CuriousAI / mean-teacher

A state-of-the-art semi-supervised method for image recognition
https://arxiv.org/abs/1703.01780
Other
1.56k stars 331 forks source link

About EMA #28

Open YilinLiu97 opened 5 years ago

YilinLiu97 commented 5 years ago

Hi, I found that the teacher model's weights seem to be not updated as it performed as bad as it was first initialized.

alpha = min(1 - 1 / (global_step + 1), alpha) for ema_param, param in zip(ema_model.parameters(), model.parameters()): ema_param.data.mul_(alpha).add_(1 - alpha, param.data)

Shouldn't this be ema_param.data.mul_(alpha).add_((1 - alpha)*param.data) ?
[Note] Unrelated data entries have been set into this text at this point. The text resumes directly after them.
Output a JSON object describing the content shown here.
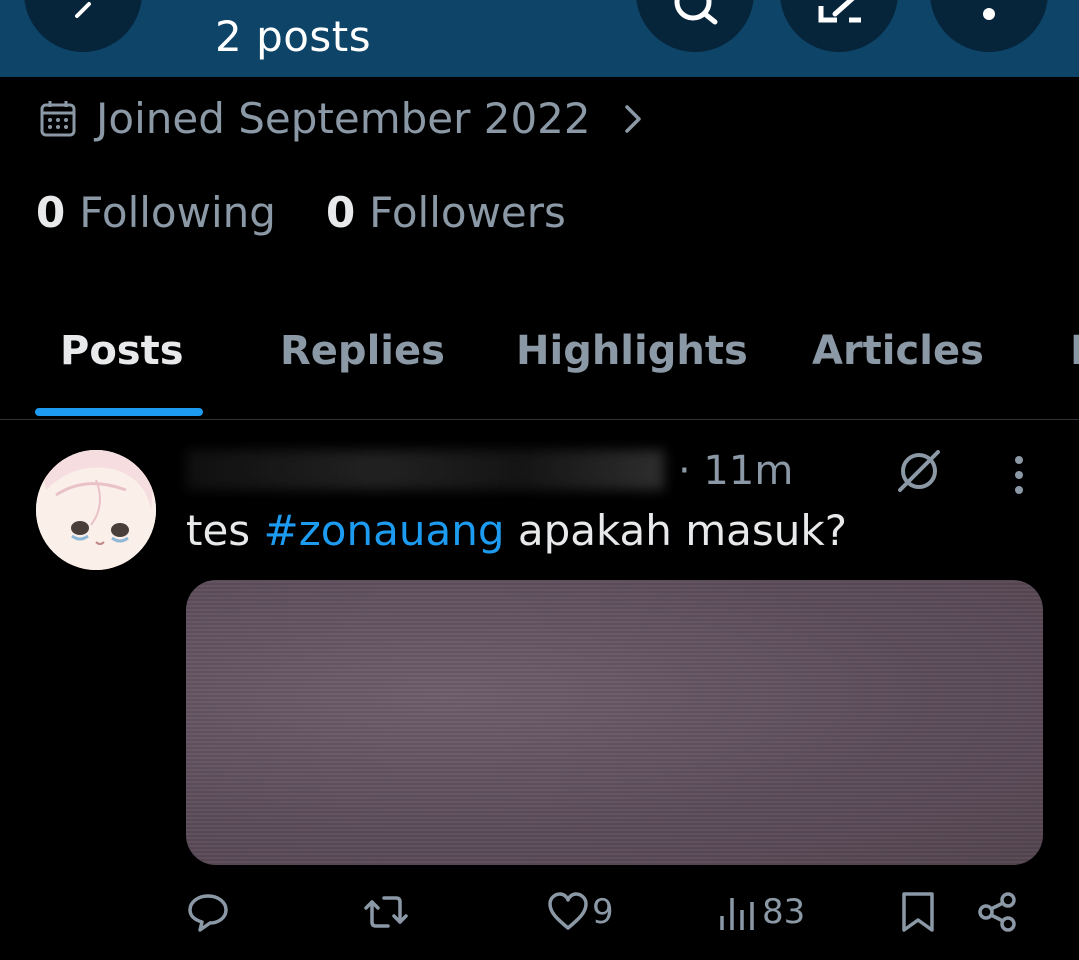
{
  "header": {
    "title": "2 posts"
  },
  "profile": {
    "joined": "Joined September 2022",
    "following_count": "0",
    "following_label": "Following",
    "followers_count": "0",
    "followers_label": "Followers"
  },
  "tabs": [
    {
      "label": "Posts",
      "active": true
    },
    {
      "label": "Replies",
      "active": false
    },
    {
      "label": "Highlights",
      "active": false
    },
    {
      "label": "Articles",
      "active": false
    },
    {
      "label": "M",
      "active": false
    }
  ],
  "post": {
    "time": "· 11m",
    "text_before": "tes ",
    "hashtag": "#zonauang",
    "text_after": " apakah masuk?",
    "likes": "9",
    "views": "83"
  },
  "colors": {
    "header_bg": "#0d4467",
    "accent": "#1d9bf0",
    "muted_text": "#8b98a5",
    "primary_text": "#e7e9ea"
  }
}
here are the parameters printed out during training: ('teacher_p: ', Parameter containing: tensor([ 0.0007, -0.0006, 0.0046, -0.0033, 0.0004, 0.0262, 0.0153, -0.0259, -0.0115, -0.0015, -0.0117, -0.0060, 0.0161, 0.0104, 0.0080, -0.0015, -0.0116, -0.0160, 0.0247, -0.0227, 0.0077, 0.0052, 0.0217, 0.0111, -0.0036, -0.0176, -0.0188, 0.0026, -0.0163, 0.0155], device='cuda:0')) ('student_p: ', Parameter containing: tensor([-0.0322, -0.0153, 0.0206, -0.0212, -0.0274, 0.0293, 0.0225, -0.0279, -0.0272, -0.0282, -0.0272, -0.0261, 0.0275, 0.0261, 0.0274, -0.0251, 0.0014, -0.0285, 0.0296, -0.0296, 0.0105, -0.0209, 0.0123, 0.0227, -0.0162, -0.0081, -0.0079, -0.0233, -0.0145, 0.0030], device='cuda:0', requires_grad=True)) ('(after) teacher_p: ', Parameter containing: tensor([ 0.0007, -0.0006, 0.0046, -0.0033, 0.0004, 0.0262, 0.0153, -0.0259, -0.0115, -0.0016, -0.0117, -0.0060, 0.0161, 0.0104, 0.0080, -0.0015, -0.0116, -0.0160, 0.0247, -0.0227, 0.0077, 0.0052, 0.0217, 0.0111, -0.0036, -0.0176, -0.0187, 0.0026, -0.0163, 0.0155], device='cuda:0'))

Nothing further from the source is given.